I felt so small in such a big world. The pounding of my heart would echo in my ears all day and night. I felt its constant surge upwards and it seemed my hands never stopped shaking. My fingers would grab a cup of tea and I would get lost in the milky waves my tremors created. How easy it would be to just drown. I already felt trapped underwater fighting for every breath.
Maybe this is what it felt like to die of a broken heart. Maybe I had a brain tumor like my mother. Maybe my brain was telling my body to just give up.
“Do you want to play chess?” Jan’s voice punctured my thoughts. I couldn’t see him, but I knew he was now crouching next to my bed.
Silence again filled the room like thick smoke. I knew he was worried – he always looked worried these days.
Jan Swiegers was the only constant I had left. A farm boy just like me, he knew the ins and outs of the life I used to know. He was my best friend – sometimes a crutch when I couldn’t walk, sometimes my voice when I couldn’t talk. He saved my life so many times without ever knowing it.
“Sure,” my voice cracked. “Sure.”
I slowly swung my legs out of bed and let my feet touch the icy floor one at a time. The cool air surrounded my warm body and for a split second I felt a slight relief.
I found myself in a hot, sweaty mess every night. My sheets were soaked with stress. The same little beads of sweat I wiped from my upper lip and forehead during class, came in torrents at night when my subconscious reminded me of all that I had lost.
In my dreams I could hear my father’s laugh. It would ring out over the veld. I could see his face as the sun hit his eyes and he used his hat to shield himself. I could see his strong, tanned hand on the steering wheel of the bakkie as dust flew up around us.
I would look at his face and he would turn to smile at me. I knew he could see me… the real me. I knew he could see into me like only a father can see into his son and, now that he was gone, no one would ever be able to see into me like that again.
A little light clicked on and bathed the room in amber. It wasn’t much because we didn’t want to get caught by the boarding school teachers, but it was enough to play.
I could hear Jan as he rhythmically placed the pieces on the chess board. It sounded a bit like a ticking clock and the steady beat slightly slowed my rapid pulse.
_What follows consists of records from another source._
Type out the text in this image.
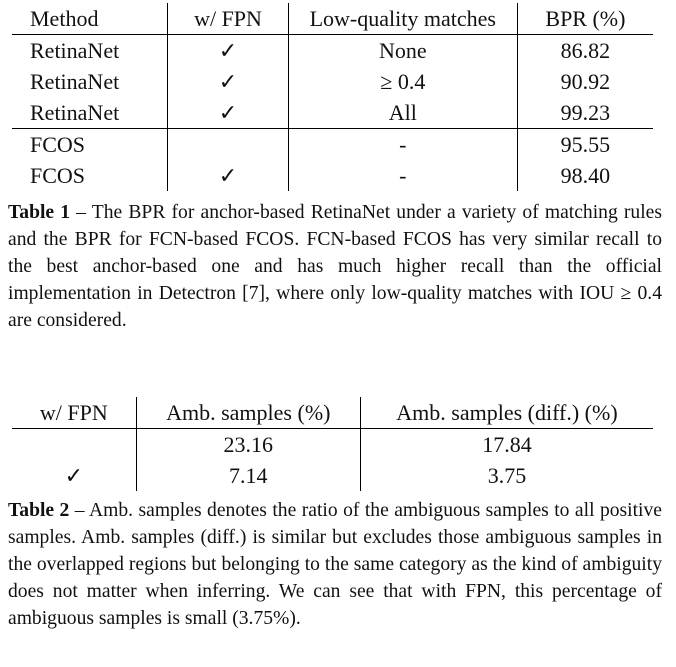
Method	w/ FPN	Low-quality matches	BPR (%)
RetinaNet	✓	None	86.82
RetinaNet	✓	≥ 0.4	90.92
RetinaNet	✓	All	99.23
FCOS		-	95.55
FCOS	✓	-	98.40

Table 1 – The BPR for anchor-based RetinaNet under a variety of matching rules and the BPR for FCN-based FCOS. FCN-based FCOS has very similar recall to the best anchor-based one and has much higher recall than the official implementation in Detectron [7], where only low-quality matches with IOU ≥ 0.4 are considered.

w/ FPN	Amb. samples (%)	Amb. samples (diff.) (%)
	23.16	17.84
✓	7.14	3.75

Table 2 – Amb. samples denotes the ratio of the ambiguous samples to all positive samples. Amb. samples (diff.) is similar but excludes those ambiguous samples in the overlapped regions but belonging to the same category as the kind of ambiguity does not matter when inferring. We can see that with FPN, this percentage of ambiguous samples is small (3.75%).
I sat across from him and pulled my legs under me. I was on the cusp of being a man – limber and strong – but I felt small.
“You go first,” I mumbled as Jan’s eyes avoided mine. I knew they were swollen and laced with red. My eyelashes felt heavy with tears and I aggressively wiped them away. It was one thing for him to know. It was another for him to see.
And so we played. Our eyes didn’t leave the board much. We had strategies to develop and I had a momentary distraction from the pain. We weren’t the best but we were equally matched and that made for interesting games. Thinking of ways to take his queen steadied my quick pulse and dried up my tears.
In that little room, in the middle of the night, we were safe. We played hundreds of games. Jan sensed that I needed a focus – even if only for a bit – to keep me sane. We would play until 5 am and then we would get up, play a game of tennis, and I’d put on a brave face for the world.
Jan was my saviour. He became my rock and, although I didn’t know it then, he would be a rock forever.
A photo of my dad and his best friend Jan laughing together in the Karoo in 2015 close to 50 years after they first became best friends all those years ago.